Through the classic strategies of development the intention will be to appropriate the knowledge of rural peoples — creating and imposing dependency on a system that in the future will provide agroecological services through states, opportunistic NGOs, transnational companies, and the projects of foundations and international organizations. We should avoid the naivety of believing that at last the doors have been opened to transform world agrarian structures towards agroecology; on the contrary, social movements have to remain alert that institutionalization does not strengthen dependency on public programs and projects, which can generate more bureaucracy and useless demagoguery.

We are at a crossroads which social movements cannot afford to ignore. To refrain from taking part in these discussions is to leave the way clear for capital to find its way out of its chronic crisis of over-accumulation, while temporarily restructuring the conditions of production. Above all however, it is an excellent opportunity for regrouping our forces as we resist this new attempt at appropriation, for giving new meanings to struggle, updating our forms of resistance, and finally for redefining the meaning of al ternatives.
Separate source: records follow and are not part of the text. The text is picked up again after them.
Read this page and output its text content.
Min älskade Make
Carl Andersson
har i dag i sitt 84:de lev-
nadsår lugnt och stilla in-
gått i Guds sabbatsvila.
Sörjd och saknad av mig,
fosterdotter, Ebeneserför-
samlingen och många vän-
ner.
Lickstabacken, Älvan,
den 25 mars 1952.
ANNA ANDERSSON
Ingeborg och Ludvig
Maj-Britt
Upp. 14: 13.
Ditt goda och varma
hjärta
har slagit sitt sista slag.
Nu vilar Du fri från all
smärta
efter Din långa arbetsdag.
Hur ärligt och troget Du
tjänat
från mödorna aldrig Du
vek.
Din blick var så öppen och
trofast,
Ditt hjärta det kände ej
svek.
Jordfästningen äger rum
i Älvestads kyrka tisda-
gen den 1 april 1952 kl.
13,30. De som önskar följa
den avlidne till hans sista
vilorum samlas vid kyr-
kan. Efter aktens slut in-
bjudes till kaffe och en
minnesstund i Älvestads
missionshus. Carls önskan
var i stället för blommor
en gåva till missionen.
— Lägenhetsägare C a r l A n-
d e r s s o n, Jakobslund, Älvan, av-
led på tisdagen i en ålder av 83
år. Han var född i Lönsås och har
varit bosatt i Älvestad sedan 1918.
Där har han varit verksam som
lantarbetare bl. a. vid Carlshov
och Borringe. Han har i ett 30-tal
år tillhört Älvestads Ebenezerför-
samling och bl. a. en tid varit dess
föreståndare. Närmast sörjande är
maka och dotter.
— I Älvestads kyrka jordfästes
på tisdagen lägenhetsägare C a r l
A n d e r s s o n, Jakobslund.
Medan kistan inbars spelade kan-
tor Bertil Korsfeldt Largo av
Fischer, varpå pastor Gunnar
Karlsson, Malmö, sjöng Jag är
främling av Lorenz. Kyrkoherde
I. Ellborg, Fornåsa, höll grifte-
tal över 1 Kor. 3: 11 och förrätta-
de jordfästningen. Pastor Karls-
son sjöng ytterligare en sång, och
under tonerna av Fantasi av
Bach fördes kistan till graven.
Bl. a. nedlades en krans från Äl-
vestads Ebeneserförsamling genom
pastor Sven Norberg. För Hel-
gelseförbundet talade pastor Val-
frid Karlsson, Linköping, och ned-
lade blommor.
In the end, one of the major contradictions of capital is that in the attempt to gobble everything up – in the efforts to bring every space and human activity into the circuits of accumulation, they end up reinforcing peoples’struggles, having the antagonistic effect of strengthening mobilizations and inspiring people to reappropriate their own knowledge and heritage, revalue their cultures, and redouble their efforts to build effective social processes for scaling up agroecology in their territories.